Lord Sharpe of Epsom
Parliamentary Under-Secretary (Home Office)
25th May 2023
To ask His Majesty's Government, further to the remarks by Lord Sharpe of Epsom on 22 May (HL Deb cols 599–602), when the misconduct case against Mr Mike Veale is expected to conclude.

Arrangements concerning the establishment of Mike Veale’s misconduct hearing are a matter for the Cleveland PCC, and the management of the hearing itself is the responsibility of the appointed independent Legally Qualified Chair (LQC).

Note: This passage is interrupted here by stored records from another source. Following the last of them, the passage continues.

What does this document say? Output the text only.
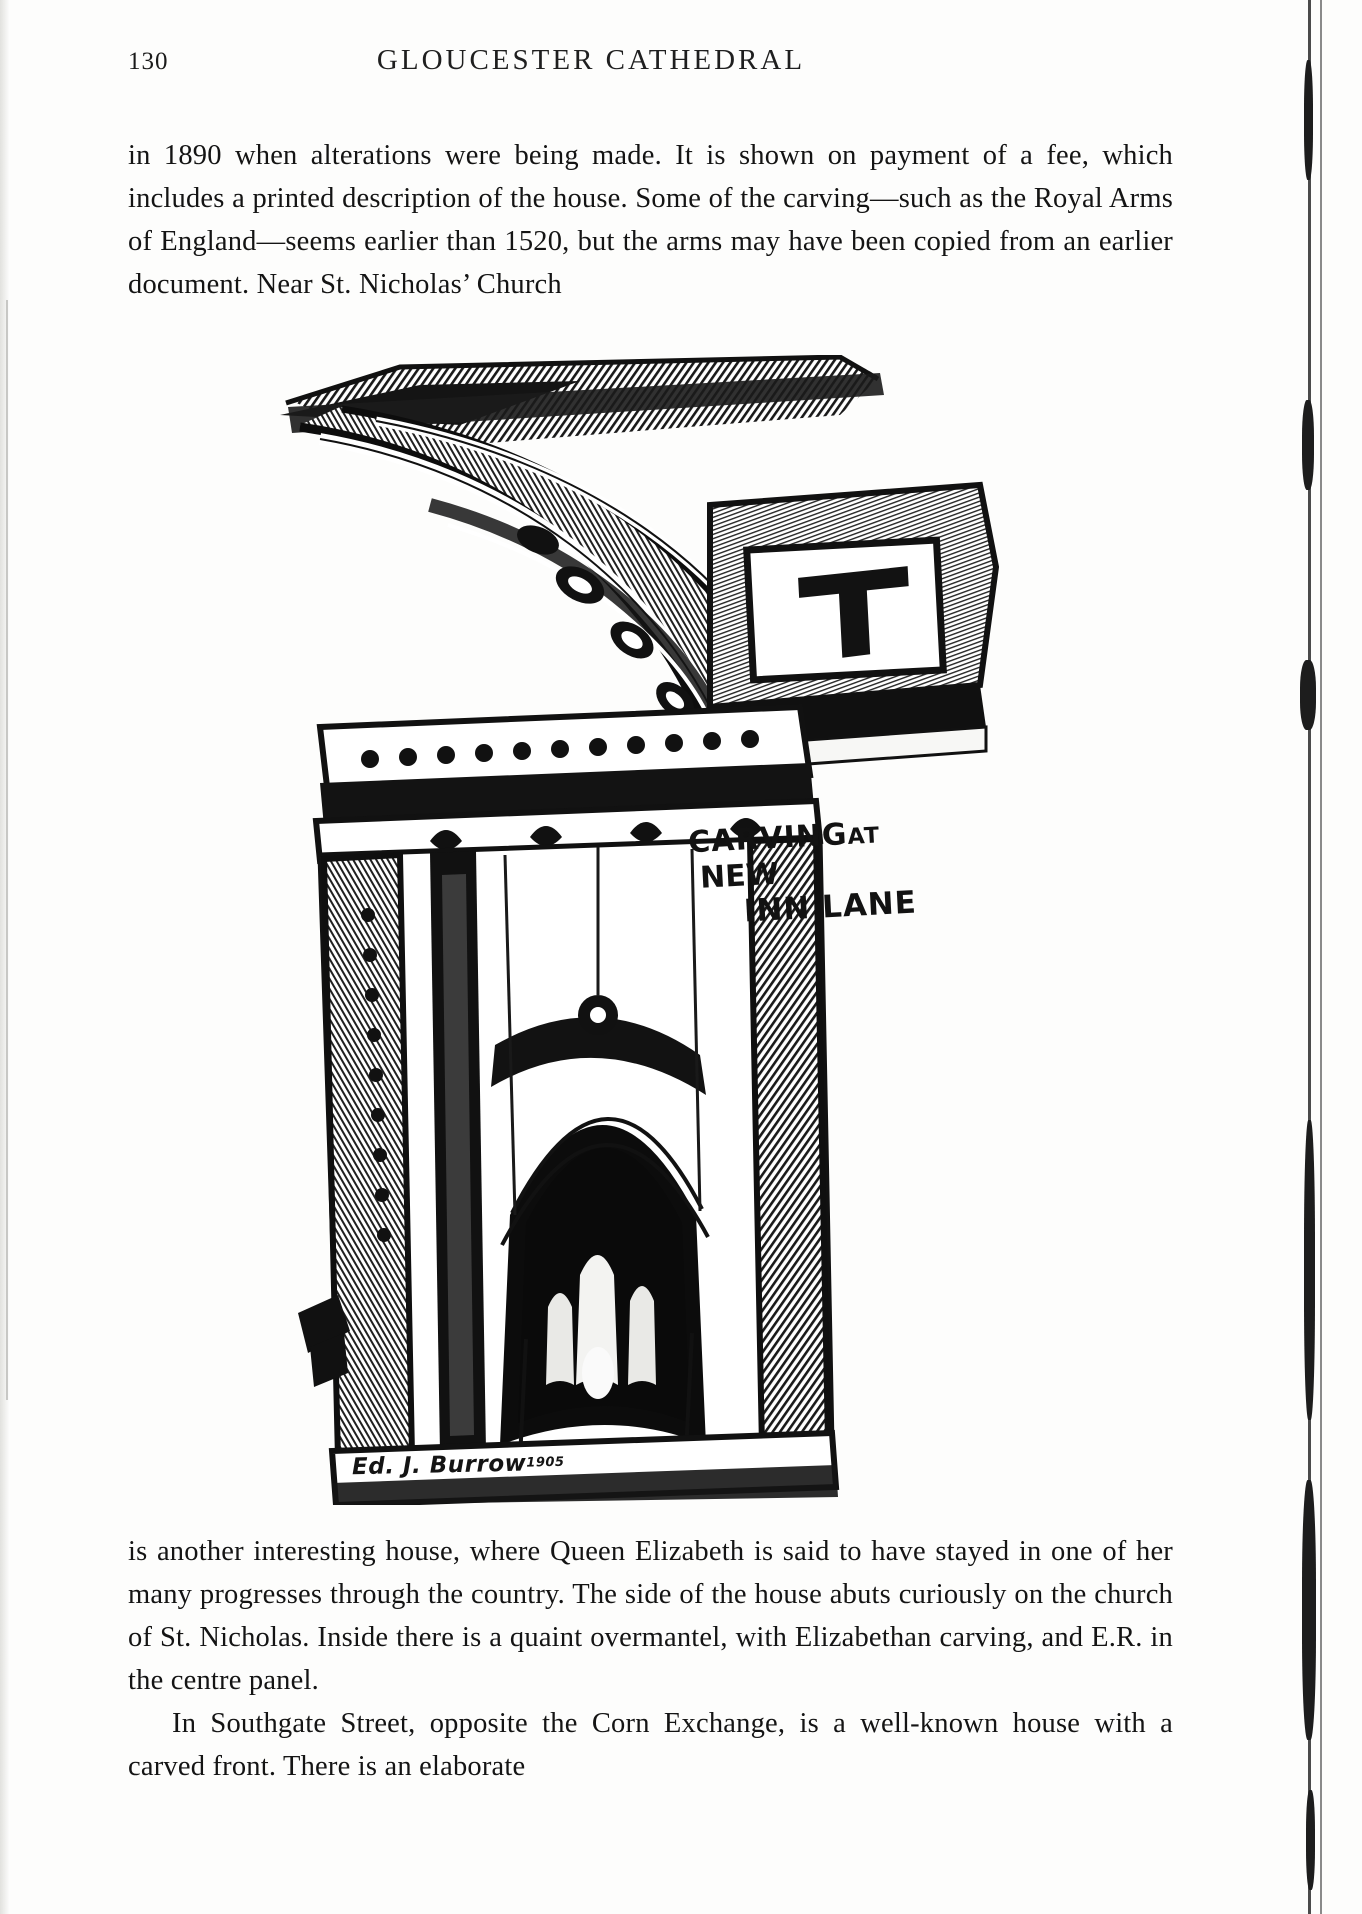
130	GLOUCESTER CATHEDRAL

in 1890 when alterations were being made. It is shown on payment of a fee, which includes a printed description of the house. Some of the carving—such as the Royal Arms of England—seems earlier than 1520, but the arms may have been copied from an earlier document. Near St. Nicholas’ Church

CARVINGAT
NEW
INN LANE
Ed. J. Burrow1905

is another interesting house, where Queen Elizabeth is said to have stayed in one of her many progresses through the country. The side of the house abuts curiously on the church of St. Nicholas. Inside there is a quaint overmantel, with Elizabethan carving, and E.R. in the centre panel.

In Southgate Street, opposite the Corn Exchange, is a well-known house with a carved front. There is an elaborate
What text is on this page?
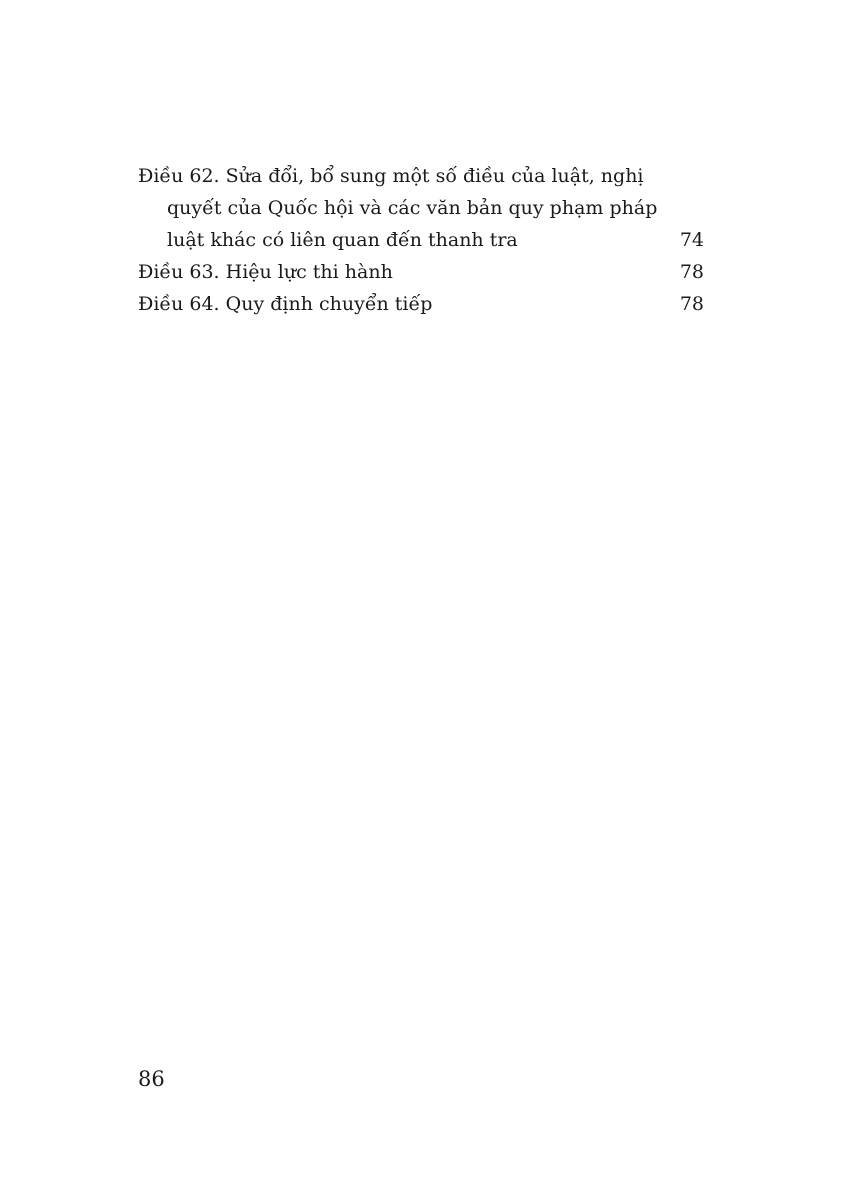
Điều 62. Sửa đổi, bổ sung một số điều của luật, nghị
quyết của Quốc hội và các văn bản quy phạm pháp
luật khác có liên quan đến thanh tra	74
Điều 63. Hiệu lực thi hành	78
Điều 64. Quy định chuyển tiếp	78
86
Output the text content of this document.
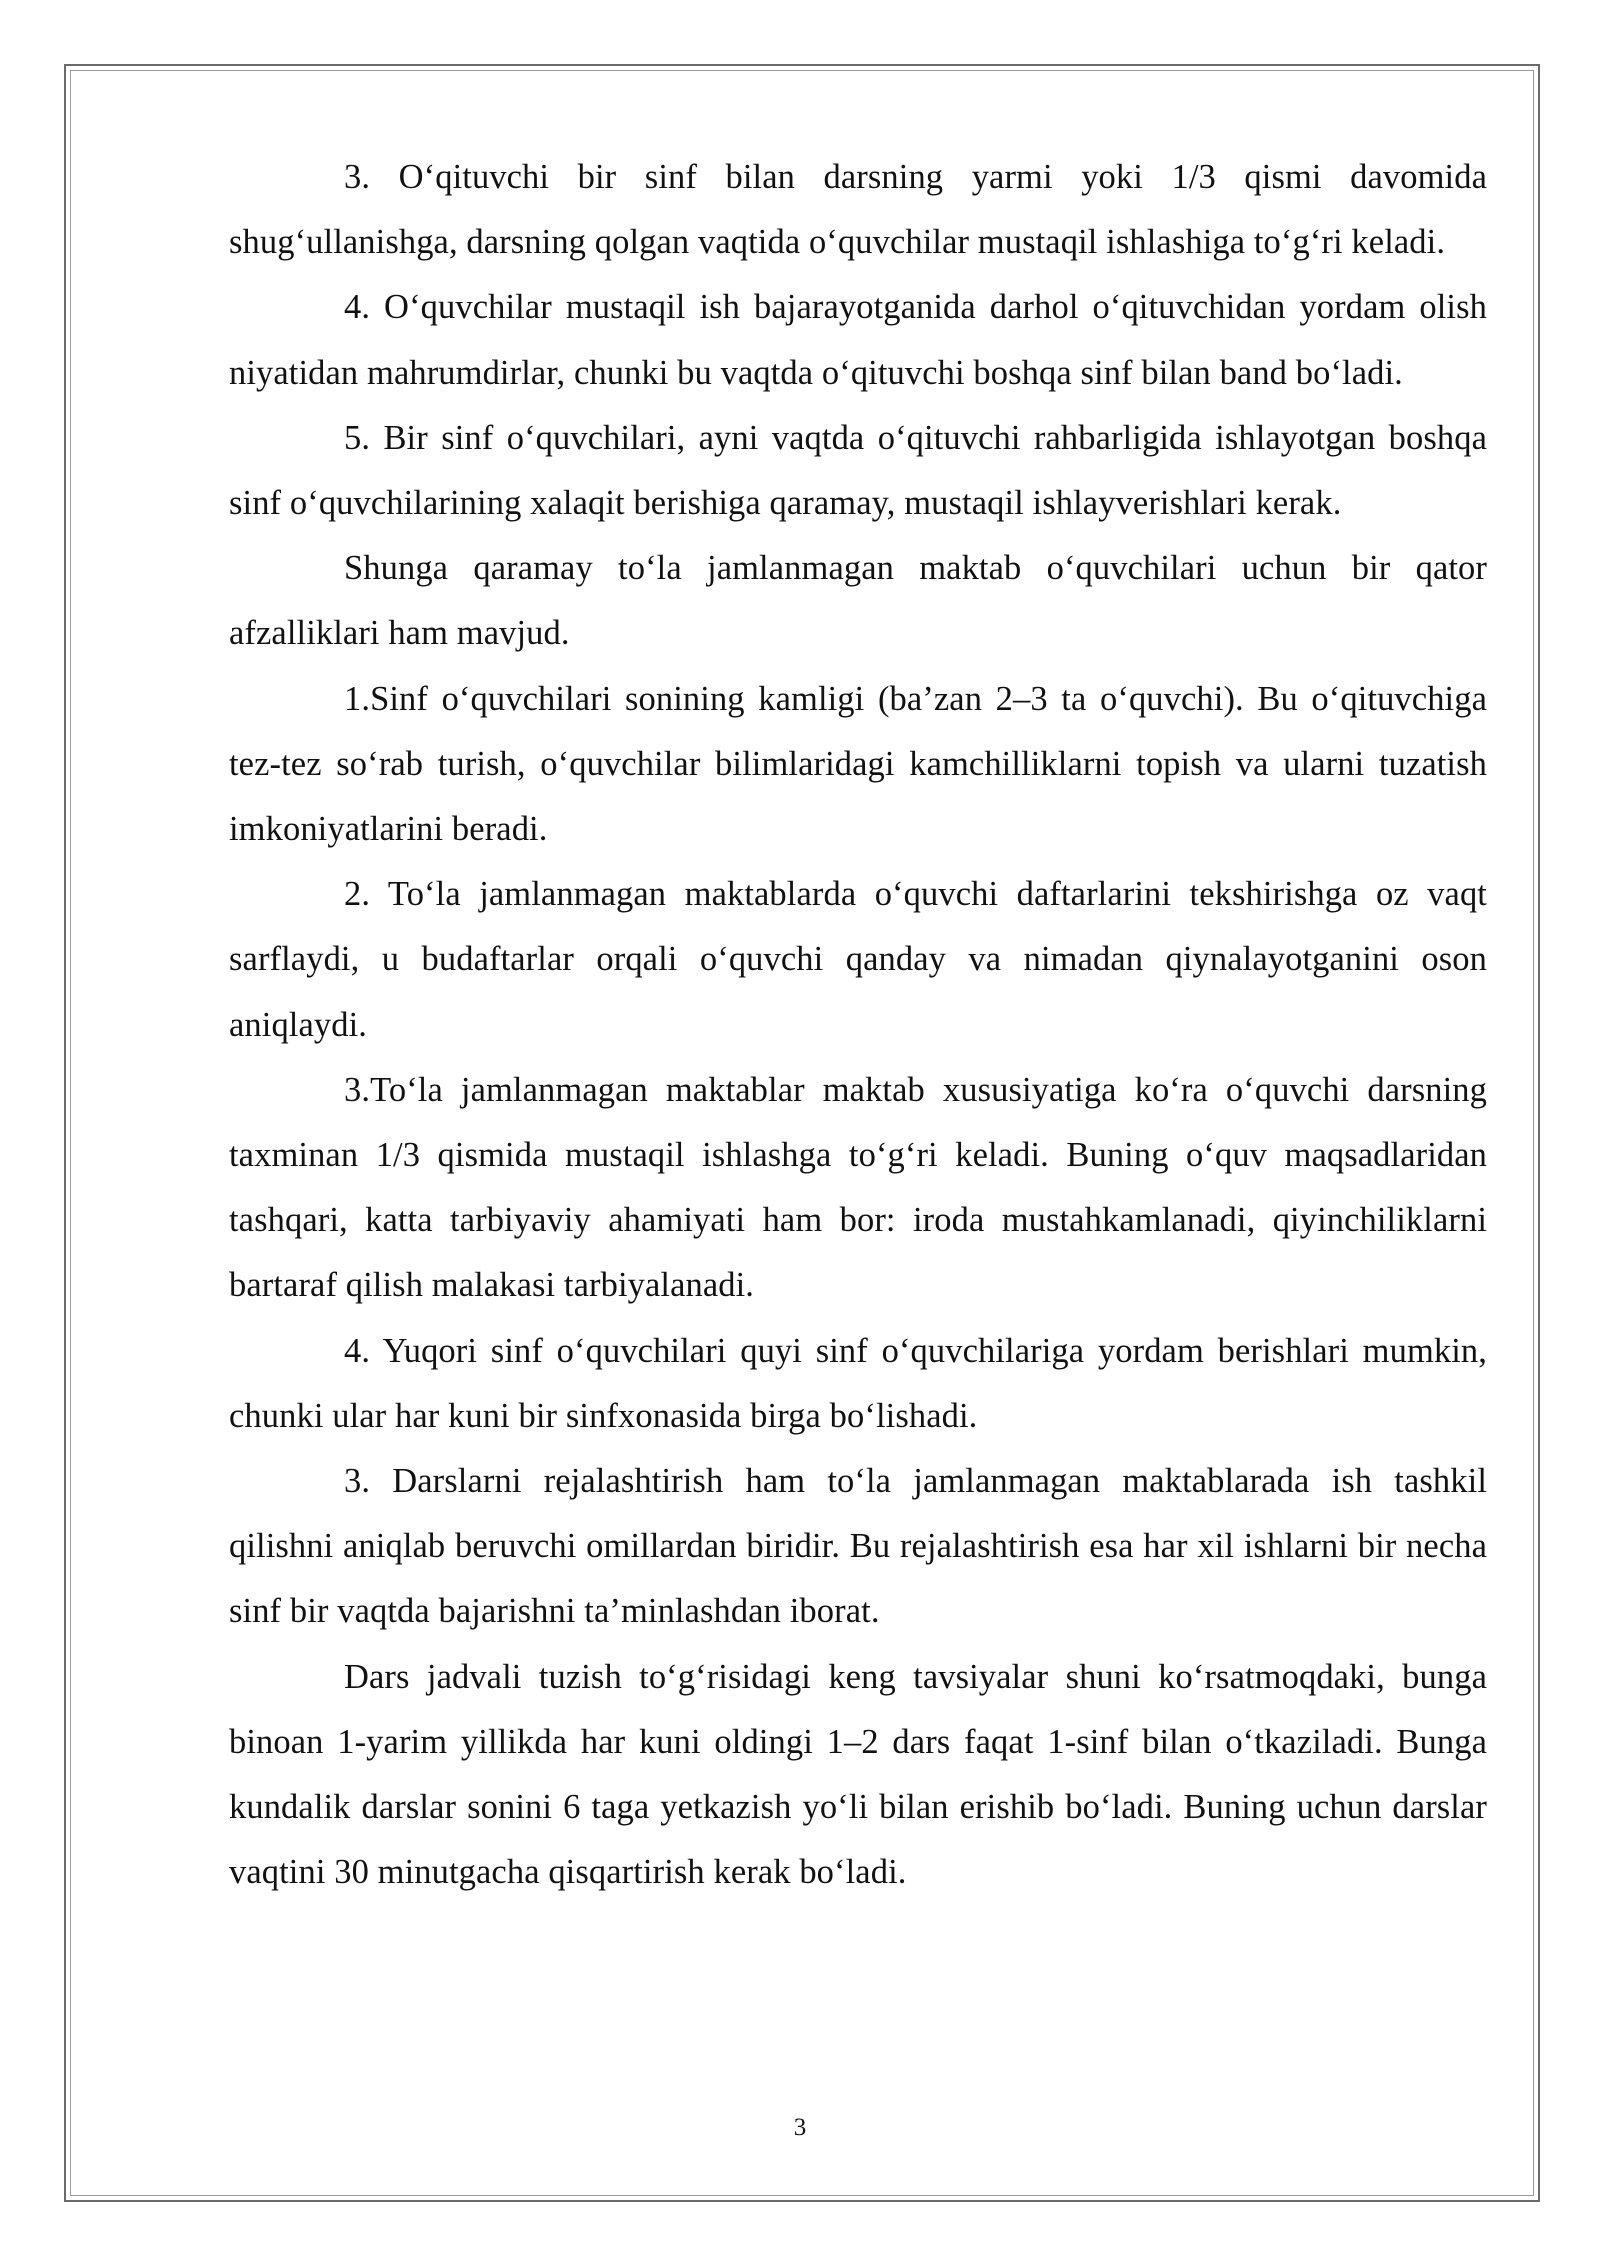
3. O‘qituvchi bir sinf bilan darsning yarmi yoki 1/3 qismi davomida shug‘ullanishga, darsning qolgan vaqtida o‘quvchilar mustaqil ishlashiga to‘g‘ri keladi.

4. O‘quvchilar mustaqil ish bajarayotganida darhol o‘qituvchidan yordam olish niyatidan mahrumdirlar, chunki bu vaqtda o‘qituvchi boshqa sinf bilan band bo‘ladi.

5. Bir sinf o‘quvchilari, ayni vaqtda o‘qituvchi rahbarligida ishlayotgan boshqa sinf o‘quvchilarining xalaqit berishiga qaramay, mustaqil ishlayverishlari kerak.

Shunga qaramay to‘la jamlanmagan maktab o‘quvchilari uchun bir qator afzalliklari ham mavjud.

1.Sinf o‘quvchilari sonining kamligi (ba’zan 2–3 ta o‘quvchi). Bu o‘qituvchiga tez-tez so‘rab turish, o‘quvchilar bilimlaridagi kamchilliklarni topish va ularni tuzatish imkoniyatlarini beradi.

2. To‘la jamlanmagan maktablarda o‘quvchi daftarlarini tekshirishga oz vaqt sarflaydi, u budaftarlar orqali o‘quvchi qanday va nimadan qiynalayotganini oson aniqlaydi.

3.To‘la jamlanmagan maktablar maktab xususiyatiga ko‘ra o‘quvchi darsning taxminan 1/3 qismida mustaqil ishlashga to‘g‘ri keladi. Buning o‘quv maqsadlaridan tashqari, katta tarbiyaviy ahamiyati ham bor: iroda mustahkamlanadi, qiyinchiliklarni bartaraf qilish malakasi tarbiyalanadi.

4. Yuqori sinf o‘quvchilari quyi sinf o‘quvchilariga yordam berishlari mumkin, chunki ular har kuni bir sinfxonasida birga bo‘lishadi.

3. Darslarni rejalashtirish ham to‘la jamlanmagan maktablarada ish tashkil qilishni aniqlab beruvchi omillardan biridir. Bu rejalashtirish esa har xil ishlarni bir necha sinf bir vaqtda bajarishni ta’minlashdan iborat.

Dars jadvali tuzish to‘g‘risidagi keng tavsiyalar shuni ko‘rsatmoqdaki, bunga binoan 1-yarim yillikda har kuni oldingi 1–2 dars faqat 1-sinf bilan o‘tkaziladi. Bunga kundalik darslar sonini 6 taga yetkazish yo‘li bilan erishib bo‘ladi. Buning uchun darslar vaqtini 30 minutgacha qisqartirish kerak bo‘ladi.

3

Whilst the Government is aware that Mr Veale has been referred to a hearing, misconduct proceedings are rightfully conducted independently of Government, meaning we do not hold information including any determined timescales for holding or concluding a specific misconduct hearing.

Lord Sharpe of Epsom
Parliamentary Under-Secretary (Home Office)
17th Apr 2023
To ask His Majesty's Government, further to the Written Answers by Lord Sharpe of Epsom on 22 February (HL5554) where he stated that “there are no provisions in legislation which entitle legally qualified chairs to remain anonymous” and 4 April (HL6681) where he stated that “Any decision concerning publication of an LQC’s name is a matter for the relevant PCC”, what discussions they have had with Police and Crime Commissioners about disclosing the names of legally qualified chairs.

Decisions concerning the publication of a Legally Qualified Chair’s (LQC) name are a matter for the relevant Police and Crime Commissioner (PCC). These decisions are made independently of Government.


The Government has not held any specific conversations with PCCs regarding these decisions.